Bonnie remembered that a doctor in the emergency room said, “We’ll try for five more minutes, then call it,” meaning recording the time of death. “If he had known about the previous 40 minutes” of efforts to revive him before arriving at the hospital, she said, “he would have just called it.”

She added, “They were just about to call it when his heart started beating — 148 beats per minute, which is healthy for a newborn. And it never faltered.”

In an interview with The Catholic Post in September 2012 — after a tribunal of inquiry was sworn in to begin its invesigation of the alleged miraculous healing — Bonnie said it gives her joy to think that Archbishop Sheen is still evangelizaing through James.

“I believe it was Sheen’s intercession that played a key role in it, but it was Jesus who healed my son,” she said. “It was for his greater honor and glory.”

Fulton Sheen was born May 8, 1895 in El Paso, located between Peoria and Bloomington. His family moved to Peoria so that Fulton and his brothers could attend Catholic school.

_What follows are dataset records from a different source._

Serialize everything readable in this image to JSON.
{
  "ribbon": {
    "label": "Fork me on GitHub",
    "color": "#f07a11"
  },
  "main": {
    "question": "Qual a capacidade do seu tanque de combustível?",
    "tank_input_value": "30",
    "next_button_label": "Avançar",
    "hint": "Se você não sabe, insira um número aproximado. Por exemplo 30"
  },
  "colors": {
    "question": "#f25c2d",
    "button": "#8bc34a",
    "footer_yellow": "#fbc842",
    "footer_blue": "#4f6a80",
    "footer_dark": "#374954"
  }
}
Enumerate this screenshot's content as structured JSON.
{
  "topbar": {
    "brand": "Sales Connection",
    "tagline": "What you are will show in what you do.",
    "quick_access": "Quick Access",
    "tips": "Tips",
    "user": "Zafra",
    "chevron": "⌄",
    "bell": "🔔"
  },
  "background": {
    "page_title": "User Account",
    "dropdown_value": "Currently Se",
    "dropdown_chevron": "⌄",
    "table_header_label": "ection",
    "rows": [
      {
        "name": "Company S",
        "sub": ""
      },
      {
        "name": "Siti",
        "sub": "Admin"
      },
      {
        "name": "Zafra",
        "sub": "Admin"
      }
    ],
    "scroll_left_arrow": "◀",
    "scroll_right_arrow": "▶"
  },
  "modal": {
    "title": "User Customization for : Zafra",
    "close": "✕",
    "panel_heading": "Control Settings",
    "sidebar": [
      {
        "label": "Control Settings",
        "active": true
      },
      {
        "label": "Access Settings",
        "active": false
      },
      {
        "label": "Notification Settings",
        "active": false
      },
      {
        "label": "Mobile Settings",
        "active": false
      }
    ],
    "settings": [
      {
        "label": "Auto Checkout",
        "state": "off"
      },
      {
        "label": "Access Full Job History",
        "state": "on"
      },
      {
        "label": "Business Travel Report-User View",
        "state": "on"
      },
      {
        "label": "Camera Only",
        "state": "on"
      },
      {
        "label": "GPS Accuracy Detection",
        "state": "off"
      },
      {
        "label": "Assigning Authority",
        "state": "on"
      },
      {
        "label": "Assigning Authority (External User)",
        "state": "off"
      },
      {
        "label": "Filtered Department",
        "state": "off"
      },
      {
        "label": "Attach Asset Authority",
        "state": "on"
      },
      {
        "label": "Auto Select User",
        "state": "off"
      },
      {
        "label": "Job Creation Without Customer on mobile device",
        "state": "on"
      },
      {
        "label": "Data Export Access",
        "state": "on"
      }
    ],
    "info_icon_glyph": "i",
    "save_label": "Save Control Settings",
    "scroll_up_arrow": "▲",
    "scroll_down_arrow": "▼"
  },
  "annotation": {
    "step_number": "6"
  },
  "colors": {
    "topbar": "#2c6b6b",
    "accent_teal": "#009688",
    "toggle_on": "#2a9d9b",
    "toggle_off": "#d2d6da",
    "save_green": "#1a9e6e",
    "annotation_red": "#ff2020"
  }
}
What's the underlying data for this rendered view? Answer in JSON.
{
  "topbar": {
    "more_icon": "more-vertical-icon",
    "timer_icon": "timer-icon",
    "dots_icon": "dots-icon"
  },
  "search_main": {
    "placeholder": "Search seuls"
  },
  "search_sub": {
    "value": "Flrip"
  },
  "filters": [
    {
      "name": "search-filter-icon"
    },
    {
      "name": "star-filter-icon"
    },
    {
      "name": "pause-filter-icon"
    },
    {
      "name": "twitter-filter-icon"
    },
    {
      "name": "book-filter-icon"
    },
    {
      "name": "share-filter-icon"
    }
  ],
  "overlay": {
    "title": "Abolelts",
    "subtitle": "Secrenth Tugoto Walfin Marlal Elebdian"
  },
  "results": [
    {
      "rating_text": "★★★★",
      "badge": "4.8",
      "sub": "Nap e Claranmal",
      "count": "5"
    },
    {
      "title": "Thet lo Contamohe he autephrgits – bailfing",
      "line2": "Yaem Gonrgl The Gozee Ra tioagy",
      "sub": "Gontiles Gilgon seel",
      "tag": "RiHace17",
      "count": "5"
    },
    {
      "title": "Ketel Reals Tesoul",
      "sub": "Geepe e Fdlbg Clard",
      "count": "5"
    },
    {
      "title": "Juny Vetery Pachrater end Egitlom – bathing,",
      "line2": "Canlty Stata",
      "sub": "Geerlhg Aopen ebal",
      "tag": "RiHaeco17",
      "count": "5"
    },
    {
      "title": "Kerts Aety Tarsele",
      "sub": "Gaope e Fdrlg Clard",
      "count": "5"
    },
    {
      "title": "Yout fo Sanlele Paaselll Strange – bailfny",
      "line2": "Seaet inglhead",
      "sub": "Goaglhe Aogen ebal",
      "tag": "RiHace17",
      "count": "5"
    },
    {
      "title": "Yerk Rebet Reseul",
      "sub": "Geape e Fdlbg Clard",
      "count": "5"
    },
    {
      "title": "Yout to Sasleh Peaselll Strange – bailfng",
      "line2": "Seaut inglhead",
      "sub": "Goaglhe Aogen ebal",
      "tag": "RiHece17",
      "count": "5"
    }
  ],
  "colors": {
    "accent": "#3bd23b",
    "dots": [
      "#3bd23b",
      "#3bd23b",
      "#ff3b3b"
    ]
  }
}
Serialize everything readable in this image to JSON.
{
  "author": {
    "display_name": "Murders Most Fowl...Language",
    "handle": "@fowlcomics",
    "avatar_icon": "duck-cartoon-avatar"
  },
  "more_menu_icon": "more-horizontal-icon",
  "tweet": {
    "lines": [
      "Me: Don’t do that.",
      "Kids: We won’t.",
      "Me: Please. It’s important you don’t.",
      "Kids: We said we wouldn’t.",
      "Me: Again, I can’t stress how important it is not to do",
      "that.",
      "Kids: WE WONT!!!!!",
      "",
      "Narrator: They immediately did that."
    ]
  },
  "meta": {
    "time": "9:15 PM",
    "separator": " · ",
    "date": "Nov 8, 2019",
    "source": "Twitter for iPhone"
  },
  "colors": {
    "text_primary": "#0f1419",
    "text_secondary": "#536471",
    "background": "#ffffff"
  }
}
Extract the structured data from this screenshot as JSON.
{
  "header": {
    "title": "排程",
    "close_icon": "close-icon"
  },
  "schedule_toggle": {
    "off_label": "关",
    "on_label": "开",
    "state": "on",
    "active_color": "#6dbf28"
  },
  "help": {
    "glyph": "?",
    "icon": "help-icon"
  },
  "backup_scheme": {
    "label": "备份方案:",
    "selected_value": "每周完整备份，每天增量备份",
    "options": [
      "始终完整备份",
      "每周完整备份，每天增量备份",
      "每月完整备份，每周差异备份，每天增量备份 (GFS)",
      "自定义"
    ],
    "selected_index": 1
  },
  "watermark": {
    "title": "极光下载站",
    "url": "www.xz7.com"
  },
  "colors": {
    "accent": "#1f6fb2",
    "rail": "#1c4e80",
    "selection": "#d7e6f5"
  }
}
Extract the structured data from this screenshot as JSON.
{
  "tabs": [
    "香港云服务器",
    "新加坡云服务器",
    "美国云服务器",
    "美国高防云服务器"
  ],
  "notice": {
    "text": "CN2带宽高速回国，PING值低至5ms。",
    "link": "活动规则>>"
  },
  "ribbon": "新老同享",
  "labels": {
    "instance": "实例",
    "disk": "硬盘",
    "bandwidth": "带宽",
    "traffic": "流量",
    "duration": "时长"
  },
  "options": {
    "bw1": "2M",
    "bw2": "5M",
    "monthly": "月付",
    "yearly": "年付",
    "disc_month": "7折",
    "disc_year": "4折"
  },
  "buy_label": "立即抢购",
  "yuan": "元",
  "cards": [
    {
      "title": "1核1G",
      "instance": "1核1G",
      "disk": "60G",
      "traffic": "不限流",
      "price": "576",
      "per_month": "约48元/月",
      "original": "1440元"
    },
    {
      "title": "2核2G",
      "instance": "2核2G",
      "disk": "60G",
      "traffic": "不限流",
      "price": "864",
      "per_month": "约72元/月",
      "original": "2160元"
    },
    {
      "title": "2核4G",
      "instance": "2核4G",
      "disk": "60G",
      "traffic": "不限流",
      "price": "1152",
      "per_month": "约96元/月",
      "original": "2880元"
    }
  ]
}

He grew up in St. Mary’s Cathedral Parish in Peoria where he was an altar server and later ordained a priest of the Diocese of Peoria. After advanced studies and service as a parish priest in the city of Peoria, Father Sheen was a professor of philosophy and religion at the Catholic University of America in Washington, DC.

In the 1930s he became a popular radio personality and later a TV pioneer. His weekly TV program, “Life is Worth Living,” eventually reached 30 million viewers and won an Emmy award for outstanding TV program.

From 1950 to 1966, he was the national director of the Society for the Propagation of the Faith in the United States, the Church’s primary missionary apostolate. In 1966, he was named Bishop of Rochester of New York where he served until his retirement in 1969, when he was named honorary Archbishop by Pope Paul VI.

Archbishop Sheen died at the entrance to his private chapel in his New York City apartment on December 9, 1979.

In September 2002, Bishop Jenky officially opened the cause for the beatification and canonization of Fulton Sheen. For six years, the Sheen Foundation, the official promoter of the cause, gathered testimony from around the world and reviewed all of Sheen’s writings, before sending their conclusions to the Vatican.

In June 2012, Pope Benedict XVI affirmed the investigation that Sheen had lived a life of heroic virtue and holiness. Sheen was then titled “Venerable.”

Pending further review by the theologians and the cardinals who advise the pope through the Congregation for the Causes of the Saints, should Pope Francis validate this proposed miracle, Sheen could then be declared “Blessed” in a ceremony that could be celebrated in Peoria.
Upon the Holy Father signing the decree for the beatification, an additional miracle would lead to the Canonization of Archbishop Sheen, in which he would be declared a saint.